株式会社ドリームファーマーズ
「市場規格外」から生まれた干しぶどう
口に入れた瞬間は無味。一度噛むと、しっかりとした果肉の食感に驚かされる。そして噛めば噛むほどにぶどうの芳醇な香りと自然な甘みが口いっぱいに広がるのは、ドリームファーマーズが作る全国でも珍しい国産の干しぶどうだ。
使用するのは、土づくりから丁寧に栽培されている大粒のぶどう。栽培の過程でどうしても生まれてしまうのが、味は文句なしだけど色付きの悪いものや大きさが不揃いの「市場規格外」。それをどうにかできないかと試行錯誤して誕生した。
砂糖や保存料などの添加物をいっさい使用せず、加工は乾燥のみのシンプルな工程。数日間丁寧に乾燥させることで、ぶどうの旨みがぎゅっと凝縮される。大粒の「種なしピオーネ」、高級ぶどうの「シャインマスカット」、甘酸っぱさが若かりし日の思い出のような「種あり巨峰 青春編」など、その種類も豊富かつネーミングもユニーク。また大分県産の完熟みかんをひとつひとつ手で皮むきし、房を分けて乾燥させた「濃縮蜜柑」も人気の品で、ドライフルーツの本場アメリカでも販売されている。

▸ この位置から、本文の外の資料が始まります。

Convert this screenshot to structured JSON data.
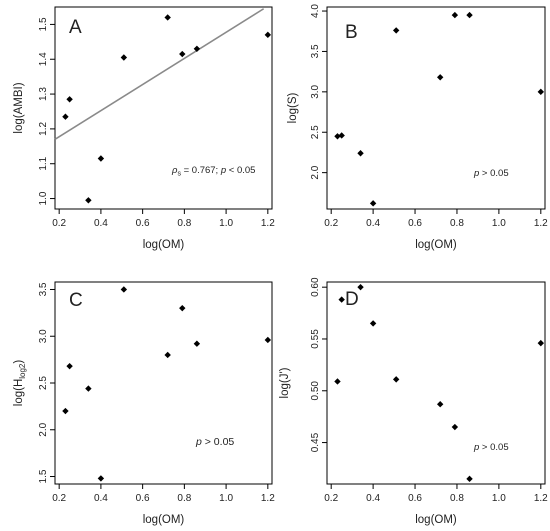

地元の農産物を使ったドライフルーツをさらに発展させたいと、現在干しぶどうを使った焼肉のタレやラムレーズンなども試作中。その魅力をつねに模索中だ。
農家も元気にしたい
大分県宇佐市安心院(あじむ)町でドライフルーツの加工に取り組むのは、株式会社ドリームファーマーズ。運営メンバーは、それぞれぶどう農家を営む3人の若者たちだ。農業の担い手が不足するなかで、どのようにこれからの農業を切り拓いていくのか――。そんな課題に直面した全国の青年が集まり精力的に活動を展開する「全国農業青年クラブ連絡協議会」、通称「4H」で知り合ってから15年余り。互いに誰よりも信頼を寄せあう仲だ。
「これから先の農業、作って売るだけでは限界がある」と感じていた代表の宮田宗武さんは、農産物を加工して販売できる組織を立ち上げようと地元の仲間に呼びかけ、2012年に株式会社ドリームファーマーズを設立。「農家のチカラで農村イノベーション」をキーワードに、加工品の開発に取り組んでいる。
とはいえ、3人にとって干しぶどうづくりはゼロからの経験。加工技術を学ぶため、日本有数のぶどう産地である長野県などに足を運ぶ一方、衛生管理面や事業経営の仕組みなど新たな壁にもぶつかりながら、自分たちのビジネスモデルを確立した。
取り組みの根底にあるのは、「食べる人だけではなく、農家も元気にしたい」という想い。ぶどう農家として誰よりも、作り手の苦労や生産物に込める愛情を知っているからこそ、生産者のこだわりをきちんと理解してくれる販路の開拓も、ドリームファーマーズが担う大きな役割だ。
干しぶどう、クラフトビール、バー… そして次は?
ドリームファーマーズは、四方を連山に囲まれた盆地のまち、大分県宇佐市安心院町にある。寒暖差を生み出すその地形や気候がぶどうの栽培に適していることから、昭和40年からぶどうの産地育成が行われてきた。近年では「農家民泊」で知られるグリーンツーリズムの里としても注目を集めている。とはいえ安心院もまた全国の例に漏れず、後継者不足や高齢化における労働力低下など、決して楽観視できない農家の現状もある。
そのような中にありながらも、ドリームファーマーズの3人は「新しいことをどんどんやりたい」と、無邪気な笑顔を隠さない。一昨年からは1.3ヘクタールの農地でぶどうの自社栽培もはじめた。その品種の数、実に13種類。「次は米の栽培もはじめたいし、ビール作ってみたいですね」と工房長の園田直彦さんが言うと、副社長の安部元昭さんも「バー開いちゃいます? このあたりに落ち着ける店があったらいいと思うんですよ」と即座に反応。続いてリーダーの宮田さんが「いいねえ、やろうか。米作ったら甘酒もできる」と、夢のような話が次々にふくらみ、あっという間に現実味を帯びてくる。
農業を中心に楽しいと思ったことをとことん追いかける彼らは、まさに「夢を追いかける現代の農夫」そのもの。この姿こそが“新しい農業のありかた”なのかもしれない。